R: From Word Embeddings to Doc Embeddings: Making Sense of the LSA Formulas

43 Views Asked by At

My question is more of a theoretical kind, and concerns the way of getting document embeddings using pre-trained word embeddings and LSA algorithm. A solution was offered here and it implies that a co-occurrence document-term matrix is multiplied by a word embedding matrix:

document_vecs = dtm %*% vecs

A similar solution is offered by J. Silge and E. Hvitfeldt (using sparse matrices):

doc_matrix <- word_matrix %*% embedding_matrix

This solution works fine for my (practical) tasks, I just do not quite understand, why.

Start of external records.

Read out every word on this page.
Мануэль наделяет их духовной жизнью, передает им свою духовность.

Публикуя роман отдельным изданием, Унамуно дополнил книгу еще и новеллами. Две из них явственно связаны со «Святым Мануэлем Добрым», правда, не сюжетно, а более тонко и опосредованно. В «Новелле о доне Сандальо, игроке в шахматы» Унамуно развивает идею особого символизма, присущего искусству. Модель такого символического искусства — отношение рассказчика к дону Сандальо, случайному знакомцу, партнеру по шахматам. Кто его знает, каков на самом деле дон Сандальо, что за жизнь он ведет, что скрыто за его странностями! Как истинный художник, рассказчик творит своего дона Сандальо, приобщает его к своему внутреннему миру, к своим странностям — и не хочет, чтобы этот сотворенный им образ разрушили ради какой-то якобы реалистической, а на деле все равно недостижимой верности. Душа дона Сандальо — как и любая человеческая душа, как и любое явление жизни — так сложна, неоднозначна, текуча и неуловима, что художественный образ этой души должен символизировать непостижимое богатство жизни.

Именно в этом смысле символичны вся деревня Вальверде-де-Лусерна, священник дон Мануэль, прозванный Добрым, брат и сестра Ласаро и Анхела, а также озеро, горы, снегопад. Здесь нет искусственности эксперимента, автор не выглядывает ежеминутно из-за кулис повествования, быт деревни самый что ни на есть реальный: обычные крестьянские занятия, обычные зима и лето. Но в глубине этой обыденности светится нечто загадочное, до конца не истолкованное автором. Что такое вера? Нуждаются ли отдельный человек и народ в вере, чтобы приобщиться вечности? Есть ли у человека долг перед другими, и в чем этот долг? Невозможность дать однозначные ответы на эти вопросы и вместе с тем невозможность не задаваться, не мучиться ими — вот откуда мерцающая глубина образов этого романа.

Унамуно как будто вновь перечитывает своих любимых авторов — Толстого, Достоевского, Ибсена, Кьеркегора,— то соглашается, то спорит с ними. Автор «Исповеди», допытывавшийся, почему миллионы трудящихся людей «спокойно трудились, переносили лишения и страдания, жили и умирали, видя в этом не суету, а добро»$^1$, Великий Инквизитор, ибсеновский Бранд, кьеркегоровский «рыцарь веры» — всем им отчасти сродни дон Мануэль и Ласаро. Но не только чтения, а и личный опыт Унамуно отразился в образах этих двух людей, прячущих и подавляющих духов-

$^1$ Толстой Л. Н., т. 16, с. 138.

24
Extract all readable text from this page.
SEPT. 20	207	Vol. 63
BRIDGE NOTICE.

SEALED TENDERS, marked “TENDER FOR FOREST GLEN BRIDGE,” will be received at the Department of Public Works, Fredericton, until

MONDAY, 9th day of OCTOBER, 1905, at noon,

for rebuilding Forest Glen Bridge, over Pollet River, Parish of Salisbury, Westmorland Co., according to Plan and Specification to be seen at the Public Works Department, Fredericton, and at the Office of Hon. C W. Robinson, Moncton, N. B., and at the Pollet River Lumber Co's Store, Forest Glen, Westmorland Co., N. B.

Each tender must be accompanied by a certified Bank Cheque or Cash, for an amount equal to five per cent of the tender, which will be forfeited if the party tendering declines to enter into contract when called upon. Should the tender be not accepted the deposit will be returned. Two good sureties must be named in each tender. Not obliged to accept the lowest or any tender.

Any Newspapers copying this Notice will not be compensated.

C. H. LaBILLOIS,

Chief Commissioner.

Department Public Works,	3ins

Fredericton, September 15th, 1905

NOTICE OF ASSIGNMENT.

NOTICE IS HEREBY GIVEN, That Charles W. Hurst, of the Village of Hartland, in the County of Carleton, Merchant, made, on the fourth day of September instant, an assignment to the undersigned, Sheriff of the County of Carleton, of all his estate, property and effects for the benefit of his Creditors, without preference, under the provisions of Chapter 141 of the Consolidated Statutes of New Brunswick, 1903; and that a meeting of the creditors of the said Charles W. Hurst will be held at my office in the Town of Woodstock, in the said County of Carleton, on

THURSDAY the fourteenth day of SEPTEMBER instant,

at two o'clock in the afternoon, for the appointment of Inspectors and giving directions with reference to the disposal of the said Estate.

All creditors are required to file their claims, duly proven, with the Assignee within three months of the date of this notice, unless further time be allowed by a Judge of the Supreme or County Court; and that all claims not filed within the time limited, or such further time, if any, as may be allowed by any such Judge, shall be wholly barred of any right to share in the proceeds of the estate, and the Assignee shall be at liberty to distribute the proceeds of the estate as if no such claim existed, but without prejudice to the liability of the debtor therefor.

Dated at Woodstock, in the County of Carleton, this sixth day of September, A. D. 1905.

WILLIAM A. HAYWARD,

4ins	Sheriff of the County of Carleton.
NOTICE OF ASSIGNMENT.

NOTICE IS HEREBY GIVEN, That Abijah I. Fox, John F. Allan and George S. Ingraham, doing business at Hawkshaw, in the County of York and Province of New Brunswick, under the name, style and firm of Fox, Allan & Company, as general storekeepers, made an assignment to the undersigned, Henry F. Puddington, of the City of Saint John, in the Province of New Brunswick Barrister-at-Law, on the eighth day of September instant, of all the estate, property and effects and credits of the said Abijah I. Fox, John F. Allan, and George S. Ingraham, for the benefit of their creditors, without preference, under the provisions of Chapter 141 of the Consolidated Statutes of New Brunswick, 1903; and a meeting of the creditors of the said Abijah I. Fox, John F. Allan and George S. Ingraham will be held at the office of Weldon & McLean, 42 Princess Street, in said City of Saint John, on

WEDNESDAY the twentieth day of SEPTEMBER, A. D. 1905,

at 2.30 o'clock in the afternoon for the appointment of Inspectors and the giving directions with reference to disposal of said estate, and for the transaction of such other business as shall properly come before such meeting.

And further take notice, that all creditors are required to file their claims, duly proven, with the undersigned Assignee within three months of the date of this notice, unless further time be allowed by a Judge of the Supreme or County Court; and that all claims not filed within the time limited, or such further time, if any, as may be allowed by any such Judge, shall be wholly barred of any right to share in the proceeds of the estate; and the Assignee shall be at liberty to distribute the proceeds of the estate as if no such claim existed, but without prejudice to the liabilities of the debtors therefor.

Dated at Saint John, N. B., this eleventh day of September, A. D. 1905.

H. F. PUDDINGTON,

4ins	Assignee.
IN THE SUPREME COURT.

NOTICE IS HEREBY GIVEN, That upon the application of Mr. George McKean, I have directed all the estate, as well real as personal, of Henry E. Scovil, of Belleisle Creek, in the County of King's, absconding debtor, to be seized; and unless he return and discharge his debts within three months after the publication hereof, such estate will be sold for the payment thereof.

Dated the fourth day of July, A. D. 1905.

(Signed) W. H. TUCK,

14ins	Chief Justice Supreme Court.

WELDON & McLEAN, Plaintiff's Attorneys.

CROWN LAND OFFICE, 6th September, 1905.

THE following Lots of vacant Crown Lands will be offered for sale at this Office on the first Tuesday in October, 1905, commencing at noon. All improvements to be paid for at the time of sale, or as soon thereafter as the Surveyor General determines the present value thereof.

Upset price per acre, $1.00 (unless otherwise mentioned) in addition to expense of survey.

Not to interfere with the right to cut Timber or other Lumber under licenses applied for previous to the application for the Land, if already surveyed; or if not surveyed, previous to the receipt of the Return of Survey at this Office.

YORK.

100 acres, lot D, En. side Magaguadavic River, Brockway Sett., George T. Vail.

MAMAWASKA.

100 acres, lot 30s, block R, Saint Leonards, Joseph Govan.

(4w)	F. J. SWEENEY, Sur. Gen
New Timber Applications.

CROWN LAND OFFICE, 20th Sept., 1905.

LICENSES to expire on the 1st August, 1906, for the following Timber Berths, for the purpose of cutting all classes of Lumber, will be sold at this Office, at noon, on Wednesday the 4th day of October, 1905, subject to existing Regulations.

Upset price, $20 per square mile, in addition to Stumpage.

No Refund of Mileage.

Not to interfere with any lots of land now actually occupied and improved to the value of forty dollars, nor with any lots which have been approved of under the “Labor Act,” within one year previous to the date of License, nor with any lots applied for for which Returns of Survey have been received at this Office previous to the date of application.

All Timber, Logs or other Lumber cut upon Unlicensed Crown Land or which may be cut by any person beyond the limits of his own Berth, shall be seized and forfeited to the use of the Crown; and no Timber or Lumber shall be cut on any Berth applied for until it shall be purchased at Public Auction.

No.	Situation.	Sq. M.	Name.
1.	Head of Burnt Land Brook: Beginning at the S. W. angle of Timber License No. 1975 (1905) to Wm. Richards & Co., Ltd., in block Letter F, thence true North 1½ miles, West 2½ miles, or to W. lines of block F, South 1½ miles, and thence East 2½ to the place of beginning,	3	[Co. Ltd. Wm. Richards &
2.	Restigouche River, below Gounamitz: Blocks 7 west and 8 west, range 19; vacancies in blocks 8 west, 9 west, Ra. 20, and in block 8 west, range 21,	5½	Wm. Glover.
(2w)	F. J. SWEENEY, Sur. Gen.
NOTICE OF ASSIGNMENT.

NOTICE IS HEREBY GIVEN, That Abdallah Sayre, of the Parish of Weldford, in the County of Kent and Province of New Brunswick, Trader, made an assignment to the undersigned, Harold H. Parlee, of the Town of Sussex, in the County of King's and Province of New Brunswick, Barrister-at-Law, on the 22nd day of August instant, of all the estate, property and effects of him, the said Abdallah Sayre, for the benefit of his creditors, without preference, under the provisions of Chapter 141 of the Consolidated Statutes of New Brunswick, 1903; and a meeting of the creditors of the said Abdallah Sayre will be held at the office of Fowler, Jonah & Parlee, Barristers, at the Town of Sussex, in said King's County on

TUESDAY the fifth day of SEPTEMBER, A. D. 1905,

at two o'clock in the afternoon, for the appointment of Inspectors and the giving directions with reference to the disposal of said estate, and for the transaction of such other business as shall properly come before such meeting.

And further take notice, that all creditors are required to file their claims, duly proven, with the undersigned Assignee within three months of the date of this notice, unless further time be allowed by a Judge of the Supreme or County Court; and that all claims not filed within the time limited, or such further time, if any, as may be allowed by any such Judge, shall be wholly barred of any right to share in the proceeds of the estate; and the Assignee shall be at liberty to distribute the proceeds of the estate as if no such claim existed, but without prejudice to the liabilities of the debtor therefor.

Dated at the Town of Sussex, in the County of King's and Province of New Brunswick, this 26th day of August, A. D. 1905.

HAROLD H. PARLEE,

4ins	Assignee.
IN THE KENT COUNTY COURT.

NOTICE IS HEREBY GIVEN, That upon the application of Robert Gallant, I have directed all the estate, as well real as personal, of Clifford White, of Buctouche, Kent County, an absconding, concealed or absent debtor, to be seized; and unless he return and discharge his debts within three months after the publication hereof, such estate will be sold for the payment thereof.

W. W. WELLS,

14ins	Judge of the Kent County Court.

Suppose I factorize a term-document matrix M as UΣV^t, then my word embeddings are calculated as UΣ, and my document embeddings are calculated as ΣV^t (I found these formulas in an online DA course, would be grateful for literature references).

However, adopting the solution above, I can also calculate document embeddings by multiplying M^t (transposed in order to get document-term matrix) by word embeddings (UΣ).

But (UΣV^t)^t * UΣ = U^t * Σ^t * V * U * Σ = Σ^t * V * Σ (since U^t * U gives an identity matrix) = Σ^2 * V (and not ΣV^t, as expected).

I am not a professional mathematician, and probably there is some simple explanation. Why does this multiplication thing work? Would be most grateful for a solution.